Pelaton’s Stock Chart Is Broken
Even if you like the long-term secular growth story of Peloton and the home fitness industry, and even if you think the recent halving of the stock price is creating a bargain, it’s still hard to make the argument that now is the time to buy. Is the recall news fully priced in? Have we sufficiently squeezed out the excess and shrunk the company’s high-flying multiple enough to make the stock attractive?
No one knows.
I find these questions impossible to answer.
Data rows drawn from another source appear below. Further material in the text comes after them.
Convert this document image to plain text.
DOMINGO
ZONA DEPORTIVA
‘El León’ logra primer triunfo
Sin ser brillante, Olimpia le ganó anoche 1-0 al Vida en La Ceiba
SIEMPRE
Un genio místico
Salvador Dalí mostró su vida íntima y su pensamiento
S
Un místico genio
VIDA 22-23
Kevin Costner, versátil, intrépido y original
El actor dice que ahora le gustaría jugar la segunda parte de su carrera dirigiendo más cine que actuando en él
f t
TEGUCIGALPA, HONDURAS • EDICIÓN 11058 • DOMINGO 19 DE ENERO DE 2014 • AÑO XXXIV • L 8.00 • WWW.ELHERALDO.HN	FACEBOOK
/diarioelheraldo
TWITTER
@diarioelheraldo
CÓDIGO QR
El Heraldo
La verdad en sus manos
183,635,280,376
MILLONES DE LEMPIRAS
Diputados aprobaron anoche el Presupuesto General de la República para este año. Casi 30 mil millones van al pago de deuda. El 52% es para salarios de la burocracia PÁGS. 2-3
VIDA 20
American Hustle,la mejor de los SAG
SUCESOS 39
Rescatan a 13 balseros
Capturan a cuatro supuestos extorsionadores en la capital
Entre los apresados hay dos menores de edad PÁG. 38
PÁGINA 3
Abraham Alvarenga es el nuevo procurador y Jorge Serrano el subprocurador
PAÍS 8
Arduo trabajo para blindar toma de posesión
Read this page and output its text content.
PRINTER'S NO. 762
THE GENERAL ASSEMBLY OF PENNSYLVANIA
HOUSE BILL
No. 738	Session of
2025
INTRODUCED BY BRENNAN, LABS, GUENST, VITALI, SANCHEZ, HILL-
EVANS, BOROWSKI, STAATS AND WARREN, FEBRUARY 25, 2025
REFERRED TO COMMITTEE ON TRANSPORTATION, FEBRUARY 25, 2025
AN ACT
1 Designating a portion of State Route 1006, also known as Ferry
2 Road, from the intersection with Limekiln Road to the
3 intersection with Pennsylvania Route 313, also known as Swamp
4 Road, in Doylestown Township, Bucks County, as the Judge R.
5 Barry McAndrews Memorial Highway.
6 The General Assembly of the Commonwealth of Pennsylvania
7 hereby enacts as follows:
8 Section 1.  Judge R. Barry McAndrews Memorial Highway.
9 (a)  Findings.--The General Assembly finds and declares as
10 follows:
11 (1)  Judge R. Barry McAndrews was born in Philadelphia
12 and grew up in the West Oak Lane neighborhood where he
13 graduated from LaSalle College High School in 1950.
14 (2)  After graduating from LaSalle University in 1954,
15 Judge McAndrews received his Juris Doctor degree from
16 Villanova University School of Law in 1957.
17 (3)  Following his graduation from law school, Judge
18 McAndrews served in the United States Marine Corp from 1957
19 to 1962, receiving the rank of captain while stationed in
Thus, I think the smarter route is to wait until the price action tells us buyers are returning and the Street is once again warming to PTON stock.
Consider where things lie right now. Prices are trending lower beneath all major moving averages. We just smashed through a major support zone on huge volume. Every rally since we topped in January has been quickly rejected. Momentum increased on the last downswing showing sellers increased in strength. There are legions of bagholders just dying to get back to breakeven. This creates overhead supply and makes it all the harder for the trend to reverse.
Time is likely what is most needed here – both time for the treadmill news to be fully digested and depart investors’ minds. And time for the price chart to form a sustainable bottom and a new uptrend to emerge.
For now, I suggest using the 50-day moving average as your guide. Rising above it would signal that the trend is finally healthy and a new bull has begun.
Until then, rallies are suspect and short trades have the upper hand. If the current rally can run to $97, look for it to fail as old support becomes new resistance. I like selling bear call spreads into strength.
The Trade: Sell the June $110/$115 bear call for 55 cents.
On the date of publication, Tyler Craig did not have (either directly or indirectly) any positions in the securities mentioned in this article.